Argentine Province in Appellate Victory in Sovereign Restructuring Dispute

April 10, 2006

Cleary Gottlieb recently won an appeal for Argentina’s Mendoza Province before the Second Circuit, which unanimously affirmed the use of exit consents in the Province’s 2004 sovereign debt restructuring. Through these exit consents (which are a critical feature of virtually all recent sovereign debt restructurings), bondholders accepting an exchange or purchase offer for non-performing debt simultaneously agree to specified amendments to the indenture governing the tendered debt. In this case, these modifications included an amendment to the Province’s broad waiver of sovereign immunity to make it inapplicable to payment on the new bonds to be issued in the exchange offer.

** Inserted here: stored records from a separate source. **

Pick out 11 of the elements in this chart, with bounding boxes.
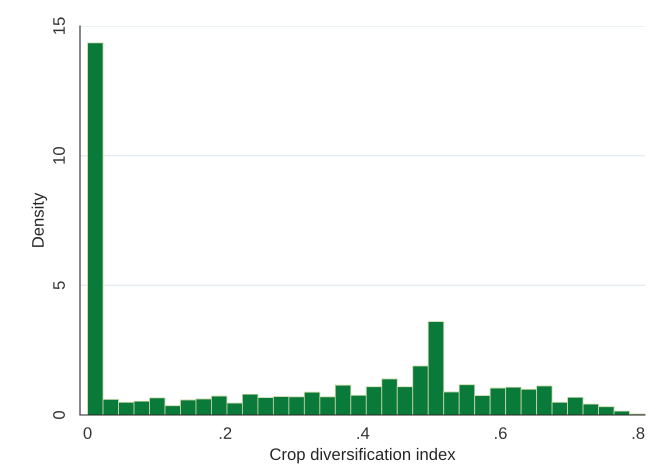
x-tick-label: .8 (632, 427, 644, 440)
x-tick-label: .4 (357, 427, 370, 439)
x-tick-label: .6 (495, 427, 507, 440)
y-tick-label: 10 (53, 147, 65, 164)
x-axis-title: Crop diversification index (270, 448, 456, 464)
x-tick-label: .2 (220, 427, 232, 439)
y-tick-label: 15 (53, 17, 65, 34)
y-tick-label: 5 (53, 281, 65, 290)
y-axis-title: Density (32, 192, 48, 247)
x-tick-label: 0 (84, 427, 92, 440)
y-tick-label: 0 (53, 411, 65, 419)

In the district court, plaintiff Greylock, a distressed debt fund, tried to enjoin closing of the exchange offer, arguing that the amendments improperly limited its “absolute and unconditional” right to receive payment of principal and interest and to institute suit for enforcement of any such payment. District Judge Harold Baer denied Greylock’s request for a preliminary injunction and, following discovery, granted summary judgment in the Province’s favor in February 2005. The court of appeals agreed with Judge Baer’s ruling that the indenture did not preclude adoption of the amendments, and rejected Greylock’s other arguments from a related case. Cleary won dismissal of the appeal of the related case last fall.

Cleary has represented Argentina in more than two hundred cases brought around the world arising out of Argentina’s 2001 debt crisis, including defeating attempts to block Argentina’s 2005 restructuring of $62.5 billion in principal amount of sovereign debt. For more than 25 years, Cleary has represented sovereigns throughout the world in managing their external debt.